Miskell also warned of corporations taking over farming. "They took the chickens in the 60's, the hogs in the 90's. Get ready, cattle are next boys." He said, "Most call themselves barnyard janitors after they sign that contract." He told large feedlot owners to go home and check the fine print on their contracts.

He said, "They tell us the price of livestock will go up. It don't, it goes down. They tell you the price of corn goes up. They'll tell you all these things to get in. They say they'll bring jobs. But once they get in, they bring in their own labor and pay them like slaves."

"Economic development? Come on down to Iowa. We'll show you."

Petersen lives south of the Iowa town of Clear Lake. He said, "We have corporate hogs but everything else to do with economic development has left."

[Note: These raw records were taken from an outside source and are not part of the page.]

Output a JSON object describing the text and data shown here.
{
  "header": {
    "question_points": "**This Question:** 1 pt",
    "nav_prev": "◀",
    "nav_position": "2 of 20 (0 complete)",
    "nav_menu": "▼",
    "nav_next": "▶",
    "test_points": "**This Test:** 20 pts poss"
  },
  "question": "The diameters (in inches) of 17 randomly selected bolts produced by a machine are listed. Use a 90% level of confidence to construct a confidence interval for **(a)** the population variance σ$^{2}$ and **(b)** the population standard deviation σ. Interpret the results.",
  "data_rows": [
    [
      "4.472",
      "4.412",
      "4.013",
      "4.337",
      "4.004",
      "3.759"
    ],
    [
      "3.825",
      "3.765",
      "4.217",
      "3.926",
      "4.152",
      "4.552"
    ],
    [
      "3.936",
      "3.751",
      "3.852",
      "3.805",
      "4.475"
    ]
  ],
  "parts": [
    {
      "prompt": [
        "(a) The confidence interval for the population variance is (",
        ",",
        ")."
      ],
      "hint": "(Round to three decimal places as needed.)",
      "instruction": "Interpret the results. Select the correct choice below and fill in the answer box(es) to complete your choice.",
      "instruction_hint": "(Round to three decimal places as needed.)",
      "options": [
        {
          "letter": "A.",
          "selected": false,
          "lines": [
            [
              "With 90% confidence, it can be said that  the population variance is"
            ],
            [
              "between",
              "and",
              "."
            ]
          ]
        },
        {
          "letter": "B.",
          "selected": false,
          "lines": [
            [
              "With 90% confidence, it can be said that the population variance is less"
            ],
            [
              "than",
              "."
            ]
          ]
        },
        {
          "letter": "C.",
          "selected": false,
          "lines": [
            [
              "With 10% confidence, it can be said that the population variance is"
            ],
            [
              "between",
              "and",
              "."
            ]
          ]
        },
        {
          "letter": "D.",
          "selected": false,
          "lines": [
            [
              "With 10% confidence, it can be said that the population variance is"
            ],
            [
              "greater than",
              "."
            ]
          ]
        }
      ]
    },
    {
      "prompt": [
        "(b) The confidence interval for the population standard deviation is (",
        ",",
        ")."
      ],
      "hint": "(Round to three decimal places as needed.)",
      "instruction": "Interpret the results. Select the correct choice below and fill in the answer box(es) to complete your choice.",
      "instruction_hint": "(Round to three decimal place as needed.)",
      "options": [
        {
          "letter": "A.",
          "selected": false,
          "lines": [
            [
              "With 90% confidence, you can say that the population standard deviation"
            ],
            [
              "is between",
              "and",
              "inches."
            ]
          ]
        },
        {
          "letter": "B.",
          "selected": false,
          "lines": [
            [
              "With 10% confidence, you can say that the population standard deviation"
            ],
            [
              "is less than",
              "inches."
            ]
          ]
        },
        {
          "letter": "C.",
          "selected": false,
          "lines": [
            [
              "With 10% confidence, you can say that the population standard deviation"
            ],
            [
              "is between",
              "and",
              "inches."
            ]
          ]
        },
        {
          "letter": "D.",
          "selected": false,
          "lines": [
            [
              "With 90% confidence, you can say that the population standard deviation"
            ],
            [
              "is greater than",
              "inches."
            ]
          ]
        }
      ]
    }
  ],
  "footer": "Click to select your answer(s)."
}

Petersen noted, the number of hogs produced in Iowa hasn't changed. It's about the same number of hogs, as in 1960. "Iowa had 60,000 independent pork producers twenty years ago. We have 10,000 or less today."

Jarrett warned that if you let large feedlots in, it stifles other kinds of economic develoment. She also said, "They only care about the bottom dollar. They will only follow regulations if you make them. They were supposed to save our schools, save our communities. But we were subsidizing them more than they are bringing in. Taxes didn't even cover the new roads."

Jarrett said, they "buy enough to start with so you can't sue them if they cause problems because you're receiving a benefit. If you take manure, you also lose the right to sue if there's a problem."

"A lot of times, those contracts put the burden on the person who's taking the manure not the person who's delivering it," she advised. "So you really need to read those contracts with fine print."

"Our community learned the hard way that this so called economic development isn't economic development."

Jarrett said, "It doesn't take a genius to figure out that if you got to get big or get out then the bigger you get, the less people are needed. So in rural America, when you get big as a farmer or as an animal breeder, then you're putting someone else out of business."

"The statistics say we raise the same number of pigs in Colorado today as we did back in the 1940's. The difference is they're owned by a few people in confinements causing huge environmental problems whereas in the 40's, they were scattered all over on every farm in the state."

Bill Du Bois of the I-29ers for Quality of Life, who organized the workshop, invited people to "hear from those who've been down that road."

Du Bois said that "If it can happen to one of us, it can happen to anyone. Our politicians tell us we fight wars on foreign shores so we don't have to fight them in our own backyards. When someone tries to move in a large feedlot next to one of us, we should all fight to stop it. Otherwise, tomorrow it could be in our own backyard."

He advised, "We need to remember the Golden Rule." 

Petersen noted, "I'm a firm believer in property rights." He said what a person does on their property is their own business "until what you do effects your neighbor's health, quality of life and water. That is the true good neighbor policy."